WERNER MORANDELL. IT
Founder and Winemaker Lieselehof
Born in 1954, in the heart of the Italian Alps, Werner Morandell is one of the pioneers of sustainable viticulture. Since a young age, Morandell helped his father in the family’s vineyards and decided in 1993 to dedicate himself fully to his lifelong hobby of wine making. Quickly he realised the overuse and abuse of pesticides in viticulture and switched to organic methods. In 1998, Werner finds out about PIWI vines (vines resistant to Mildew and Peronospora) and decides to plant the first PIWI vineyard of Italy in 2002. Ever since, the pioneer has converted 80% of LIESELEHOF’s land into PIWI vineyards and was the vice-president of PIWI International and PIWI South Tyrol for more than 15 years altogether. PIWI International was the first association to promote pesticide free viticulture.

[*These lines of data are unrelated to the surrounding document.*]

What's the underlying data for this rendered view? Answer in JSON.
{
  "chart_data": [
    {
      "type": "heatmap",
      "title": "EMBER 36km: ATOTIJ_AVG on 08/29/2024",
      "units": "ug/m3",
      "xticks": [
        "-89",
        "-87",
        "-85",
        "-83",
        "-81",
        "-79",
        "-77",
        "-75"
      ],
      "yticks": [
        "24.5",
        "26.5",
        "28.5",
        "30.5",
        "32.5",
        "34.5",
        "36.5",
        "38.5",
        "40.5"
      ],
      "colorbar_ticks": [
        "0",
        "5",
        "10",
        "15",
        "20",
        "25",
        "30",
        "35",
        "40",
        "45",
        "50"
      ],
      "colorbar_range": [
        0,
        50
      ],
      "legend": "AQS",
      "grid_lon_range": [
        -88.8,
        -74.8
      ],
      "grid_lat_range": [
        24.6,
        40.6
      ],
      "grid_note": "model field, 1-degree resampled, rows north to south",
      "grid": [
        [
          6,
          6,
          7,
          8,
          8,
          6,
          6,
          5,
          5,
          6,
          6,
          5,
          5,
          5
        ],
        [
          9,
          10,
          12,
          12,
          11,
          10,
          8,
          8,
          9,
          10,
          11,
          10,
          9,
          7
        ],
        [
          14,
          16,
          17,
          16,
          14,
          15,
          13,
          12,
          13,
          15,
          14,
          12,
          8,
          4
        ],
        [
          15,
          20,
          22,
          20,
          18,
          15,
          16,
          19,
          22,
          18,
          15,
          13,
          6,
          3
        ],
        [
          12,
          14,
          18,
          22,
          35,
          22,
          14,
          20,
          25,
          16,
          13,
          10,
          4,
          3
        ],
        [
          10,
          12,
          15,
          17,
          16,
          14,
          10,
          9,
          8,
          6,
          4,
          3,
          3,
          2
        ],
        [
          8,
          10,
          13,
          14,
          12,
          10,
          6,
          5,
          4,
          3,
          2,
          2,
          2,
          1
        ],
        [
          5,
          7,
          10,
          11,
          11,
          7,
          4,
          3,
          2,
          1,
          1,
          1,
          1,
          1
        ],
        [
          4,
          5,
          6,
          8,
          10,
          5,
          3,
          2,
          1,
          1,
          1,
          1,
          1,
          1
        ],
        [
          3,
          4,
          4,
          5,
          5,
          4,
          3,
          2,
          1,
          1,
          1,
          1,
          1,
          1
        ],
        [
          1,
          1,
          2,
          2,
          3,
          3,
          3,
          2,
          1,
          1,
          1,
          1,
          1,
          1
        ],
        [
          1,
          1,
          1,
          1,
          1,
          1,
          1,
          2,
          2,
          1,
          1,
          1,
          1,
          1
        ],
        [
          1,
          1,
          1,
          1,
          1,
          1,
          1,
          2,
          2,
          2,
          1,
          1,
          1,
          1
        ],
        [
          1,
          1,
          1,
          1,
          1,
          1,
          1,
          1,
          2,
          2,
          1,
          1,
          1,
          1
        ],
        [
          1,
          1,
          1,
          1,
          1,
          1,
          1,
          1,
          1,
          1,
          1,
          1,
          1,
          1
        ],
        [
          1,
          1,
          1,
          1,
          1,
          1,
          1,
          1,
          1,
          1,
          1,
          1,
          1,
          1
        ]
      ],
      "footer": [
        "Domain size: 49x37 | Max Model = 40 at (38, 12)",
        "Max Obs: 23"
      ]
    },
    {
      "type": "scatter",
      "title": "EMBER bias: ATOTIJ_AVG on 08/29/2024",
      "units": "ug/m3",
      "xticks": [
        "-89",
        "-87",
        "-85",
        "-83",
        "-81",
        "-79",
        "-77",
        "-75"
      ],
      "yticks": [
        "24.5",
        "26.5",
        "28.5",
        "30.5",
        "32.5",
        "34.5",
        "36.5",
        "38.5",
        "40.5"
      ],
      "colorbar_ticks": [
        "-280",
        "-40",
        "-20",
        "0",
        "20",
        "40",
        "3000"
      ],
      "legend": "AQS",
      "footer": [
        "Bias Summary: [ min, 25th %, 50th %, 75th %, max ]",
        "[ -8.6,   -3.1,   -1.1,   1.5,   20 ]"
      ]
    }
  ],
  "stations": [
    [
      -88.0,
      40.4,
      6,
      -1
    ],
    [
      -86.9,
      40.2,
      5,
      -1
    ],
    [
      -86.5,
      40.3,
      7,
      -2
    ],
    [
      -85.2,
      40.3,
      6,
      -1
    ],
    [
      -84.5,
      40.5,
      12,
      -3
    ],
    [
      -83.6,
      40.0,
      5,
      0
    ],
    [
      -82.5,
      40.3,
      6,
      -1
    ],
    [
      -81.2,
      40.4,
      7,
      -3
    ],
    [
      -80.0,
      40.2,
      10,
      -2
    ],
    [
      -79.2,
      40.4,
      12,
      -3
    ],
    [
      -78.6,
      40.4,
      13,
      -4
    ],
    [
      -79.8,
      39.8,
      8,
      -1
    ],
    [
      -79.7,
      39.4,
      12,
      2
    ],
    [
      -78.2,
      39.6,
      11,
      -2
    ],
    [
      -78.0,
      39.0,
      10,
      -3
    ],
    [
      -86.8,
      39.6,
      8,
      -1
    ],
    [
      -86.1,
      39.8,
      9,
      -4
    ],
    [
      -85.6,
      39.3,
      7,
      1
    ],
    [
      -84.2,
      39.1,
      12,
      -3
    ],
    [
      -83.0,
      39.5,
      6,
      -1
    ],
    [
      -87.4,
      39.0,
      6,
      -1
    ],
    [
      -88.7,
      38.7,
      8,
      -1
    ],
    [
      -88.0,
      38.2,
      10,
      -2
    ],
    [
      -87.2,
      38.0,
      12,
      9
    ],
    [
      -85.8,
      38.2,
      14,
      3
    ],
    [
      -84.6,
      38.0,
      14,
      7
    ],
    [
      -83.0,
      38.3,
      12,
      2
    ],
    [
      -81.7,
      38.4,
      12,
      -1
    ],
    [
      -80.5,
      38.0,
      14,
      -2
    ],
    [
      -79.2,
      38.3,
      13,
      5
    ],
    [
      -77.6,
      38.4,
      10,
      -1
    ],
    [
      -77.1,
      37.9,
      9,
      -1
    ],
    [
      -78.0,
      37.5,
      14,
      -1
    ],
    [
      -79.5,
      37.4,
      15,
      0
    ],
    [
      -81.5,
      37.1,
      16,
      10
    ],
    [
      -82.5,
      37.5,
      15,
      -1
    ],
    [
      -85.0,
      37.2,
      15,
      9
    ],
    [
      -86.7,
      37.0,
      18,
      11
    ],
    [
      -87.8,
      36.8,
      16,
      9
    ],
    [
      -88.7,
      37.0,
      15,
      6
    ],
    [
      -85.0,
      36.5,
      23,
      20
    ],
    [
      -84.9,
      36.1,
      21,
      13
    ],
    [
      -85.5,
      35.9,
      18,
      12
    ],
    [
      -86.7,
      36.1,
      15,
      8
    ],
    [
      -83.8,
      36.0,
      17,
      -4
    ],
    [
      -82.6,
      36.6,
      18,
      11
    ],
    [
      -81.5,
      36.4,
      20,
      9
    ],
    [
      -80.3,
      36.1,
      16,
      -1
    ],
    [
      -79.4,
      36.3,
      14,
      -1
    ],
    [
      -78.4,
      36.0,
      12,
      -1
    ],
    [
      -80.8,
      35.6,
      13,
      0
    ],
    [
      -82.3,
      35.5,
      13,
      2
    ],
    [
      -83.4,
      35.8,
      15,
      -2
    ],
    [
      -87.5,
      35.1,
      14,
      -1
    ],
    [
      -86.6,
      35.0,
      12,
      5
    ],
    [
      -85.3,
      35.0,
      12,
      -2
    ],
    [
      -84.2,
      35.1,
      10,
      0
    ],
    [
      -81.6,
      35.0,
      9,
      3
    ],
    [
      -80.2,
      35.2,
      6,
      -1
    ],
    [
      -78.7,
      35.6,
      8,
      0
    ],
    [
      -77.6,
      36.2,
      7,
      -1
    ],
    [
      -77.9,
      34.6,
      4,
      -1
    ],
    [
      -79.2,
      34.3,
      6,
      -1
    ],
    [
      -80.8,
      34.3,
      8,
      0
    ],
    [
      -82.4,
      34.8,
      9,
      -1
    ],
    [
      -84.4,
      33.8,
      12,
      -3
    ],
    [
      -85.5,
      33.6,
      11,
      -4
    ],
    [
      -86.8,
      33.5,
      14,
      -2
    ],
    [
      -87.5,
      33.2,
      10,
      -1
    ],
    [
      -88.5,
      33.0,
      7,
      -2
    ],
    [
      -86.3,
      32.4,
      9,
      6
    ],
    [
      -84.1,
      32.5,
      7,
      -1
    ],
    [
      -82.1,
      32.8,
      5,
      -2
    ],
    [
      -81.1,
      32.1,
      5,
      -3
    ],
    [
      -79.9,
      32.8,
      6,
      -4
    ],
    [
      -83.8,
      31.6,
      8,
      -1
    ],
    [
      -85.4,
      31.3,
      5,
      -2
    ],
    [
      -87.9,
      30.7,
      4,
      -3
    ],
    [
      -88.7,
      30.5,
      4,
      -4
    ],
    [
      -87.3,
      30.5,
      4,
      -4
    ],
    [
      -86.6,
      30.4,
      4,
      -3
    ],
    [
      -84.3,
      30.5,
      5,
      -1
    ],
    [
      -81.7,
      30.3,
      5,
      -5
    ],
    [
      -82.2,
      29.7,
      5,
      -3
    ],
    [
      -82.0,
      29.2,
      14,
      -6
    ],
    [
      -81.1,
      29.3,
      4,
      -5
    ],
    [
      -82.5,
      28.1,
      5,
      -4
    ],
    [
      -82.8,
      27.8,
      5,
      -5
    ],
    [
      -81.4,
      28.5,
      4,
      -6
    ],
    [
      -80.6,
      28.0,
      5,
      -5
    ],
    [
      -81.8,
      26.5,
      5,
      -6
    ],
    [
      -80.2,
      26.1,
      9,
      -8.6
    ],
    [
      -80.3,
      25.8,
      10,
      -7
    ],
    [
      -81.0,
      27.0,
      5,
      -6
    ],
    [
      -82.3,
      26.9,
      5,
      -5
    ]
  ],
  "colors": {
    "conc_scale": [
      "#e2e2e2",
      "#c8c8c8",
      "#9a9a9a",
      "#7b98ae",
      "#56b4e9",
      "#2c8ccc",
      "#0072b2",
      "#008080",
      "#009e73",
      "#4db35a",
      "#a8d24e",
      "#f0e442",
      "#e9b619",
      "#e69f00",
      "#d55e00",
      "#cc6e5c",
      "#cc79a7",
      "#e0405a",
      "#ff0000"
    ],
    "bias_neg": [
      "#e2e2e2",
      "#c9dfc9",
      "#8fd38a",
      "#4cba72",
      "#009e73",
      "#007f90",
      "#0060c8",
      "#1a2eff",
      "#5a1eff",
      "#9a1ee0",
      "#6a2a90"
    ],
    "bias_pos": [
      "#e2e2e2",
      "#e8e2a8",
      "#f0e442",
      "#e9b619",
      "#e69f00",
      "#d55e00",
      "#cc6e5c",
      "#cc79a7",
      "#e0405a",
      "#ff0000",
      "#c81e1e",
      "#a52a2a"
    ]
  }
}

As of today Werner Morandell has participated in many important conferences regarding sustainable viticulture and published two books covering this crucial topic.
His life’s work has enabled wine producers all over Europe to pursue a clean and healthy form of producing wines.
Today, at LIESELEHOF Winery, Morandell and his two sons produce award winning red, white and sparkling wines on the hills and mountains of the South Tyrolean Alps between 200 and 1250m.a.s.l. reducing the use of pesticides and chemicals between 90%-100%.